Deep Journey - AI powered sales insights
Helping sales teams close more deals, work more efficiently, and gain clarity on pipeline health.
The Problem: Sales leaders were overwhelmed by a fragmented, reactive tool ecosystem that made it hard to do effectively manage their reps and campaigns
• Reps were context-switching between 6+ tools to run meetings, track notes, log CRM activity, and follow up.
• The quality and volume of data from sales meetings and touch points was often too limited to provide deep insights
• Sales leaders lacked real-time visibility into what was happening in calls or across the funnel.
• Reporting was delayed, and coaching was reactive.

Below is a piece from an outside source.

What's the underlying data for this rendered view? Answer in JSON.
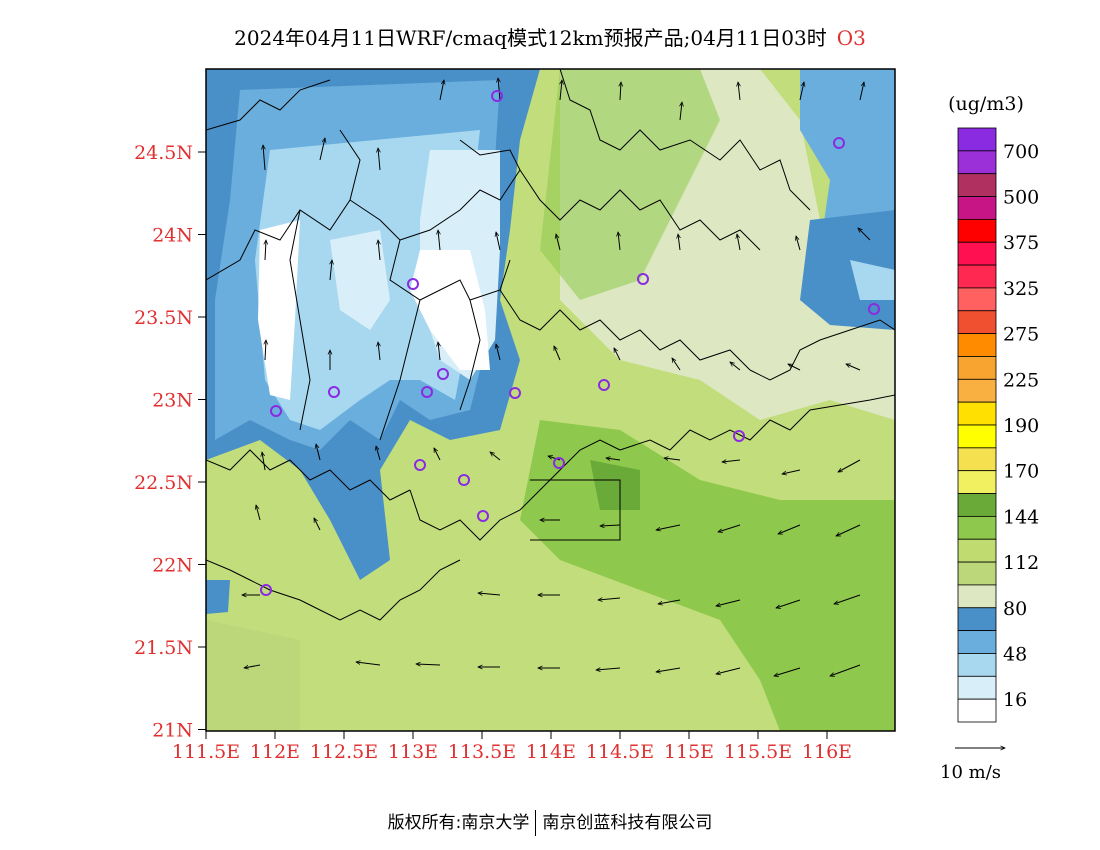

• CMOs and CROs spent hours piecing together insights on campaign performance, rep productivity, and deal health — often relying on RevOps or custom dashboards just to understand what was working.
Research:
Before jumping into design, I spent weeks deeply immersing myself in the world of sales teams — using both qualitative and quantitative methods to identify pain points and patterns.
What I did:
• Analyzed over 50 of customer and prospect calls to map real user behavior and friction points using notebook LM
• Performed deep dives into the workflows of AEs, SDRs, sales managers, CROs, and RevOps leaders
• Organized themes and surface repeated pain signals, Identified the specific pain points CRO’s face
“My team can run killer sales calls, but then I spend two hours just logging, syncing, and trying to make sense of what happened.”— AE at a mid-market SaaS company
”right now our events, calls, data, logging, and analytics are all run on different platforms, managing all of them is a nightmare"
Notebook LM example query
I then summarized all of my findings into the following persona:
Identifying Principles of Design for Deep Journey
Collaborating with engineers
I worked hand-in-hand with an AI engineer to translate the design requirements and user journey into a technical prototype - we determined the backend architecture, technologies, and product touchpoints, this allowed me to then design a front end user experience that was aligned from a technical and design perspective.
Core experience
Chat Interface
AI generated titles, formatted text responses that also include reference “footnotes”. Clicking on these "footnotes" allows the user to trace back to the source of truth
Source Information
Clicking on the footnote allows the user to explore the source information that informed the response
Transcript Linking
The user can trace all the way back to the meeting transcript and find the relevant information highlighted
Results
• Reduced time spent on sales reporting and analysis from 2–6 hours/week to under 15 minutes.
• Simplified workflows by reducing tech stack from 6–8 tools and 4–5 integrations to just one platform.